Optimism and a postive outlook seems to help people stay healthier as they age


Linda Searing
Washington Post
January 21, 2014

 Negative emotions have been shown to have a detrimental effect on the body. / Image: Wikimedia Commons

Negative emotions have been shown to have a detrimental effect on the body. / Image: Wikimedia Commons

THE QUESTION Negative emotions have been shown to have a detrimental effect on the body. Might positive emotions — feeling happy, satisfied, energized about life — have a good effect?

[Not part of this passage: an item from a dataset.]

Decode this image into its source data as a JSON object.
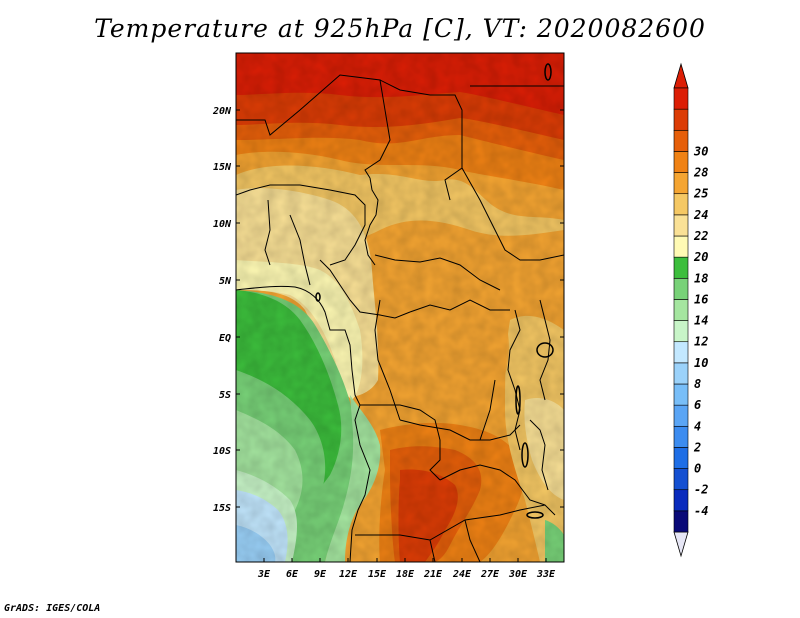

THIS STUDY Analyzed data on 3,199 people, 60 and older, including their attitudes about how much they enjoyed life, any problems they had with basic daily functions such as dressing and bathing, and how mobile they were. About 21 percent were deemed to have a high level of enjoyment about life, 56 percent a medium level and 23 percent a low level of enjoyment. In an eight-year span, problems with day-to-day tasks generally increased and mobility declined. About 4 percent of those most upbeat about life developed two or more new functional impairments, compared with 17 percent of those who enjoyed life the least. During this time, people assessed as enjoying life at a medium or low level were about 80 percent more likely than their happier counterparts to have developed mobility and functional problems.

WHO MAY BE AFFECTED? Older people. There is growing evidence that optimistic people not only tend to live longer but may reap physical benefits as well, allowing them to continue working, volunteering, participating in activities or doing whatever they deem important.